De modo bastante parecido demostró Beaumont que, tomando como referencia no el récord mundial de los 888 metros fijado por el sultán Selim III en 1798, sino las marcas ciertamente importantes aunque no excepcionales alcanzadas por los arqueros ingleses en Crécy, la séptima sala del alcázar de Lebtit había de tener una longitud de al menos doscientos metros y, teniendo en cuenta la inclinación del tiro, una altura que difícilmente podía ser inferior a treinta metros. Ni las excavaciones de Ceuta ni las de Jaén ni otra excavación alguna habían detectado la existencia de una sala de las dimensiones exigidas, lo cual permitió afirmar a Beaumont que «si aquella ciudad legendaria tiene su fuente en alguna fortaleza probable, en todo caso, no es ninguna de aquellas cuyos vestigios conocemos hoy».

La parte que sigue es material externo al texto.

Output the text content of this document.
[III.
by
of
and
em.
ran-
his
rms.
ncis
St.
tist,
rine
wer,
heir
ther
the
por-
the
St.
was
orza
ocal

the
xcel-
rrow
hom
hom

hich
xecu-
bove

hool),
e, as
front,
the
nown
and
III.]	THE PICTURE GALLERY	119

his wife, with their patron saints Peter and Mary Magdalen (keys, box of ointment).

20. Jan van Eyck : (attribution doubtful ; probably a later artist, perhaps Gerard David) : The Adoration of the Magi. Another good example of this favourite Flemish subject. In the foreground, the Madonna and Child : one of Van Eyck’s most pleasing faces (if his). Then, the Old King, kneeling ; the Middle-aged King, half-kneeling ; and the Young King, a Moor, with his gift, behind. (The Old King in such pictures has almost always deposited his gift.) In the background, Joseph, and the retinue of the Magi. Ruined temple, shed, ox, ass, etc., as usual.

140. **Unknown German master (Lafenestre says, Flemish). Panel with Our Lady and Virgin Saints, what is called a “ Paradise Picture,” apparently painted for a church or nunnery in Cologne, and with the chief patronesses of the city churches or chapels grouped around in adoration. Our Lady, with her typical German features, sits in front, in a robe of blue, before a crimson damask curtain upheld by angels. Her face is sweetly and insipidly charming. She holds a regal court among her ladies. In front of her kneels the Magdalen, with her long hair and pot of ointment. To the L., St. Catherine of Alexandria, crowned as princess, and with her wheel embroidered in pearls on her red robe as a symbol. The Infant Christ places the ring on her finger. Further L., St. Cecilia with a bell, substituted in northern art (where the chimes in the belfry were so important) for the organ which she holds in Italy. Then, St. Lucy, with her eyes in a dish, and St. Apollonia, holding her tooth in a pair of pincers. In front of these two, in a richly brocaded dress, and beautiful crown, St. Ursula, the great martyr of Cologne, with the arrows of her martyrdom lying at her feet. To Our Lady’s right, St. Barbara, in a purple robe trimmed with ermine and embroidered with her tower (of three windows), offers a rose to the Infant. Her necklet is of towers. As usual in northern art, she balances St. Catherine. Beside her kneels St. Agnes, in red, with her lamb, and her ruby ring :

Al margen de esta argumentación puramente negativa, otro fragmento de la leyenda de Lebtit parece que debió de proporcionar a Beaumont una indicación sobre el emplazamiento de la ciudadela. En la pared inaccesible de la sala de los arqueros se dice que estaba grabada una inscripción que rezaba así: «Si algún día un rey abre la puerta de este alcázar, sus guerreros quedarán petrificados, como los de la primera sala, y los enemigos devastarán sus reinos». En esta metáfora Beaumont vio una descripción de las conmociones que disgregaron los reinos de taifas y desencadenaron la Reconquista. Según él, la leyenda de Lebtit describía lo que llama «el desastre cántabro de los moros», o sea la batalla de Covadonga, en la que Pelayo derrotó al emir Alkama antes de coronarse rey de Asturias en el mismo campo de batalla. Y fue a la propia Oviedo, en el corazón de Asturias, adonde Beaumont, con un entusiasmo que le valió la admiración hasta de sus peores detractores, decidió ir a buscar los restos del alcázar legendario.